What Are Tight Calf Muscles?
The Gastrocnemius muscle is the larger muscle at the back of the lower leg. It attaches above the knee joint and it inserts into the heel bone using the Achilles tendon. It is actually the muscle that forms the bulge visible beneath the skin in your calf.
The Soleus muscle is a smaller muscle lower down in the leg and can be found under the Gastrocnemius. The Soleus attaches below the knee joint and then also to the heel bone via the Achilles tendon. Feeling pain from tight calf muscles can be attributed to either of these two muscles, and either muscle can be strained or torn.
Both muscles act to point the foot away from your body (plantarflex). Since the Gastrocnemius attaches above the knee, it also helps you bend your knee. When your knee is bent, the Soleus muscle becomes the main plantarflexor. If the Soleus muscle is injured, you might feel pain lower in the leg and also when you contract the muscle against resistance when your knee is bent. Either can easily be described as tight calves.
Strong and healthy calf muscles are essential for the following functions:
- Raising your heel – The primary function of the calf muscles is to raise the heels. During walking, running or jumping, the calf muscle pulls the heel up to allow forward movement. People can suffer from calf strains when their muscles are stretched beyond what they can normally withstand. A good example of this would be ballet dancers who are up on their toes a lot. It is critical for dancers to work to prevent tight calf muscles so they can avoid injury.
- Circulation – When the calf muscle moves, it helps force blood from the lower leg back up to the heart. This is an important function in preventing the formation of blood clots and varicose veins in the lower leg. One of the reasons why physicians encourage walking for heart patients is because it is an important way to improve circulation in the legs and elsewhere in the body.
- Supporting your knees and hips – Because your calves have to support all of your weight and help you move, they should be as long and lean as possible to avoid tight calf pain. Since calf muscles can shorten under their burden, women who wear high heels frequently have shorter calf muscles. Shorter, tight calf muscles can lead to tight calves and pain in the knees and hips.
Calf strain injuries or tight calves usually occur when an athlete experiences a sudden pushing off force or an over-stretch of tight calf muscles. Strains also occur when a sudden stress is put on the calves, such as when a runner takes off in a sprint without any warm-up. This over-stretching can result in small micro-tears to the muscle fibers or a more serious rupture of the muscle fibers. Because of this, you may be more likely to get a calf muscle injury or tight calves if you play soccer, tennis, basketball, football or a similar sport that involves sprinting with sudden stops and starts. Dancers and runners can suffer calf injuries as well.
Are you experiencing pain from tight calves?
Tight calves are very common and most of the time they will not cause serious problems. However, people who have tight calf muscles are more prone to severe strains, or their tight calves contribute to other problems such as back pain. A much less severe reason for calf pain is a muscle spasm or cramp. This involuntary contraction of the tight calf muscle may be short-lived but can be very painful.
In addition to having an increased risk of injury, athletes who have tight calves may discover that the tight calf muscles affect their sports performance and makes activities which require power very difficult. When a tight calf muscle is forced to move forcefully outside of its comfortable range, it greatly increases the chance the muscle will tear.
What can cause you to have painful or tight calves?
Footwear: If you wear high-heeled shoes, your calves are kept in a state of perpetually shortened length.
Running: Runners are prone to tight calf muscles because when you run, your calf muscles constantly work to stabilize the ankle, absorb each landing and push the heel back off the ground.
Inadequate stretching: If you do not stretch properly before and after being physically active, you are more likely to have tight calf muscles. It is especially important to stretch properly after exercise because the muscles are warm and that is when they are more receptive to stretching.
Walking: If you do a lot of walking as part of your job and/or part of your exercise routine, you will probably experience tight calf muscles. Your calves, hamstrings and glutes are the primary leg muscles that you use for walking, especially when walking uphill.

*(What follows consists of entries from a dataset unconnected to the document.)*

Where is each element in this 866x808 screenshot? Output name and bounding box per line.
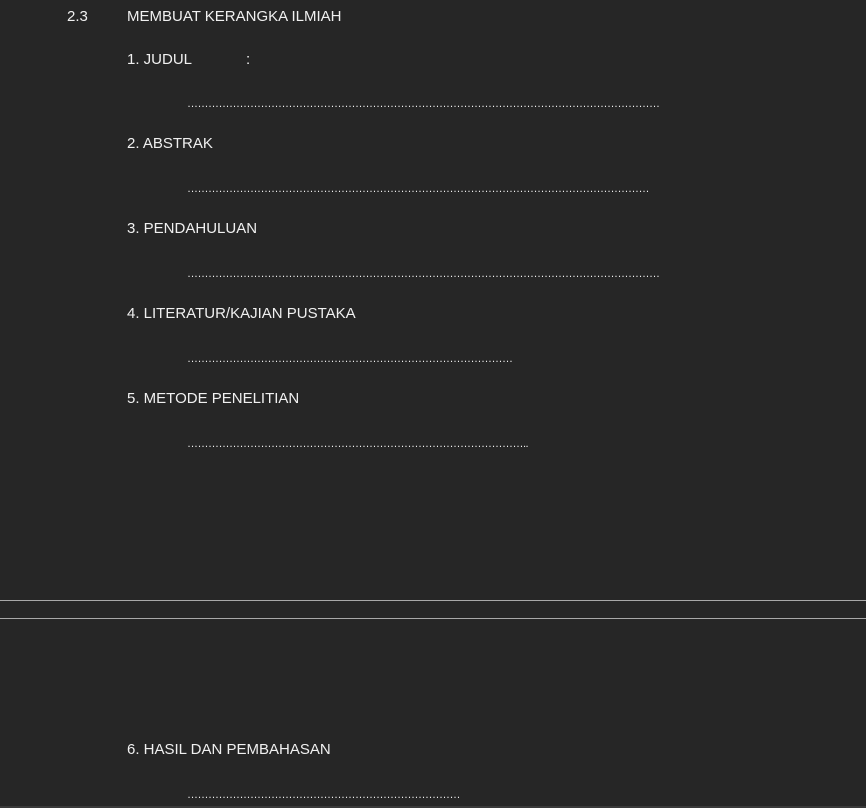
item-4-label: 4. LITERATUR/KAJIAN PUSTAKA [127, 305, 356, 322]
page-break [0, 600, 866, 619]
item-5-placeholder-dots[interactable]: …………………………………………………………………………………….. [187, 437, 564, 451]
document-page-1: 2.3 MEMBUAT KERANGKA ILMIAH 1. JUDUL : …… [0, 0, 866, 600]
item-3-label: 3. PENDAHULUAN [127, 220, 258, 237]
item-2-label: 2. ABSTRAK [127, 135, 213, 152]
item-5-label: 5. METODE PENELITIAN [127, 390, 300, 407]
section-title: MEMBUAT KERANGKA ILMIAH [127, 8, 342, 25]
item-1-placeholder-dots[interactable]: …………………………………………………………………………………………………………… [187, 97, 741, 111]
item-4-placeholder-dots[interactable]: ………………………………………………………………………………… [187, 352, 547, 366]
item-1-colon: : [246, 51, 251, 68]
item-6-placeholder-dots[interactable]: …………………………………………………………………… [187, 788, 491, 802]
section-number: 2.3 [67, 8, 88, 25]
item-1-label: 1. JUDUL [127, 51, 193, 68]
item-6-label: 6. HASIL DAN PEMBAHASAN [127, 741, 331, 758]
item-2-placeholder-dots[interactable]: …………………………………………………………………………………………………………… [187, 182, 707, 196]
document-page-2: 6. HASIL DAN PEMBAHASAN …………………………………………… [0, 619, 866, 808]
item-3-placeholder-dots[interactable]: …………………………………………………………………………………………………………… [187, 267, 724, 281]
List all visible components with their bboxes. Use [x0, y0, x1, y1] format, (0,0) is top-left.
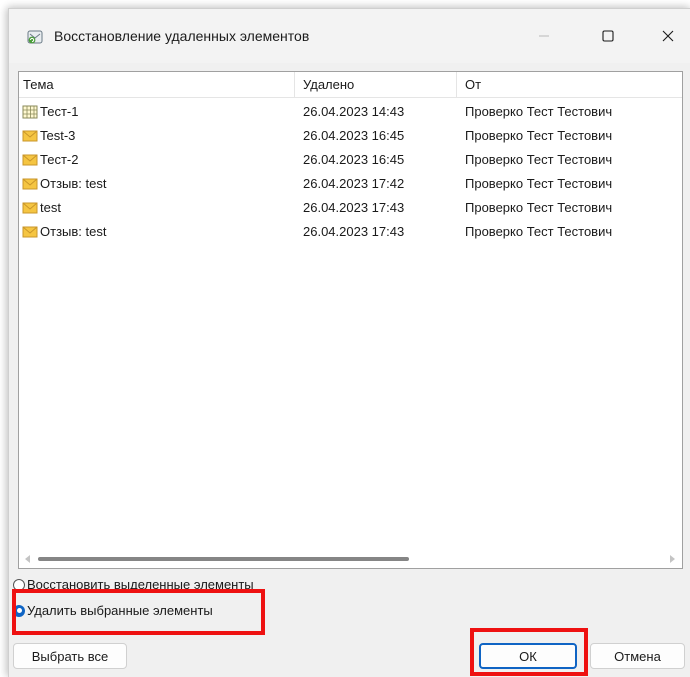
cell-from: Проверко Тест Тестович [465, 128, 613, 143]
cell-from: Проверко Тест Тестович [465, 152, 613, 167]
scroll-left-icon[interactable] [25, 555, 31, 563]
table-row[interactable]: Test-3 26.04.2023 16:45 Проверко Тест Те… [19, 124, 682, 148]
close-icon [662, 30, 674, 42]
restore-deleted-items-dialog: Восстановление удаленных элементов Тема … [8, 8, 690, 677]
cell-subject: Тест-1 [22, 100, 78, 124]
window-title: Восстановление удаленных элементов [54, 28, 310, 44]
cell-deleted: 26.04.2023 14:43 [303, 104, 405, 119]
select-all-button[interactable]: Выбрать все [13, 643, 127, 669]
table-row[interactable]: Отзыв: test 26.04.2023 17:42 Проверко Те… [19, 172, 682, 196]
list-rows: Тест-1 26.04.2023 14:43 Проверко Тест Те… [19, 100, 682, 244]
cell-from: Проверко Тест Тестович [465, 224, 613, 239]
column-header-from[interactable]: От [457, 72, 682, 97]
subject-text: Тест-1 [40, 104, 79, 119]
maximize-icon [602, 30, 614, 42]
delete-radio[interactable] [13, 604, 25, 617]
calendar-item-icon [22, 105, 38, 119]
title-bar: Восстановление удаленных элементов [9, 9, 690, 63]
minimize-icon [539, 35, 549, 37]
table-row[interactable]: test 26.04.2023 17:43 Проверко Тест Тест… [19, 196, 682, 220]
horizontal-scrollbar[interactable] [19, 550, 682, 568]
envelope-icon [22, 130, 38, 142]
subject-text: Test-3 [40, 128, 76, 143]
envelope-icon [22, 226, 38, 238]
scrollbar-thumb[interactable] [38, 557, 409, 561]
subject-text: Отзыв: test [40, 224, 107, 239]
maximize-button[interactable] [585, 19, 631, 53]
cell-subject: test [22, 196, 61, 220]
envelope-icon [22, 202, 38, 214]
column-header-deleted[interactable]: Удалено [295, 72, 457, 97]
list-header: Тема Удалено От [19, 72, 682, 98]
restore-radio[interactable] [13, 578, 25, 591]
scroll-right-icon[interactable] [669, 555, 675, 563]
subject-text: test [40, 200, 61, 215]
table-row[interactable]: Отзыв: test 26.04.2023 17:43 Проверко Те… [19, 220, 682, 244]
table-row[interactable]: Тест-2 26.04.2023 16:45 Проверко Тест Те… [19, 148, 682, 172]
cell-from: Проверко Тест Тестович [465, 200, 613, 215]
minimize-button[interactable] [521, 19, 567, 53]
restore-option[interactable]: Восстановить выделенные элементы [13, 577, 254, 592]
cancel-button[interactable]: Отмена [590, 643, 685, 669]
ok-button[interactable]: ОК [479, 643, 577, 669]
cell-subject: Test-3 [22, 124, 75, 148]
envelope-icon [22, 154, 38, 166]
close-button[interactable] [645, 19, 690, 53]
delete-option[interactable]: Удалить выбранные элементы [13, 603, 213, 618]
subject-text: Тест-2 [40, 152, 79, 167]
envelope-icon [22, 178, 38, 190]
cell-deleted: 26.04.2023 17:42 [303, 176, 405, 191]
column-header-subject[interactable]: Тема [19, 72, 295, 97]
cell-deleted: 26.04.2023 16:45 [303, 152, 405, 167]
cell-subject: Отзыв: test [22, 220, 106, 244]
table-row[interactable]: Тест-1 26.04.2023 14:43 Проверко Тест Те… [19, 100, 682, 124]
restore-mailbox-icon [26, 28, 44, 46]
cell-deleted: 26.04.2023 17:43 [303, 200, 405, 215]
cell-from: Проверко Тест Тестович [465, 104, 613, 119]
subject-text: Отзыв: test [40, 176, 107, 191]
deleted-items-list[interactable]: Тема Удалено От Тест-1 26.04.2023 14:43 … [18, 71, 683, 569]
cell-deleted: 26.04.2023 17:43 [303, 224, 405, 239]
cell-from: Проверко Тест Тестович [465, 176, 613, 191]
cell-subject: Отзыв: test [22, 172, 106, 196]
delete-label: Удалить выбранные элементы [27, 603, 213, 618]
cell-deleted: 26.04.2023 16:45 [303, 128, 405, 143]
cell-subject: Тест-2 [22, 148, 78, 172]
restore-label: Восстановить выделенные элементы [27, 577, 254, 592]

Genetics: Some people are simply genetically prone to tight calf muscles. This is due to either their inherited shape or length of the calf muscle or the way that their muscle (and the nerves that feed into it) behaves.
Muscle weakness: Tight calf muscles can be a symptom of weakness elsewhere in the leg. If your glutes or hamstrings are weak, your calves will often try to make up for that weakness. So when the muscle gets overused, it causes the calf to tighten. On that same note, calf tension is rarely experienced alone. If you have tight calf muscles, there is a really good chance that your hamstrings are tight as well because of the synergistic relationship of your hamstrings and calves.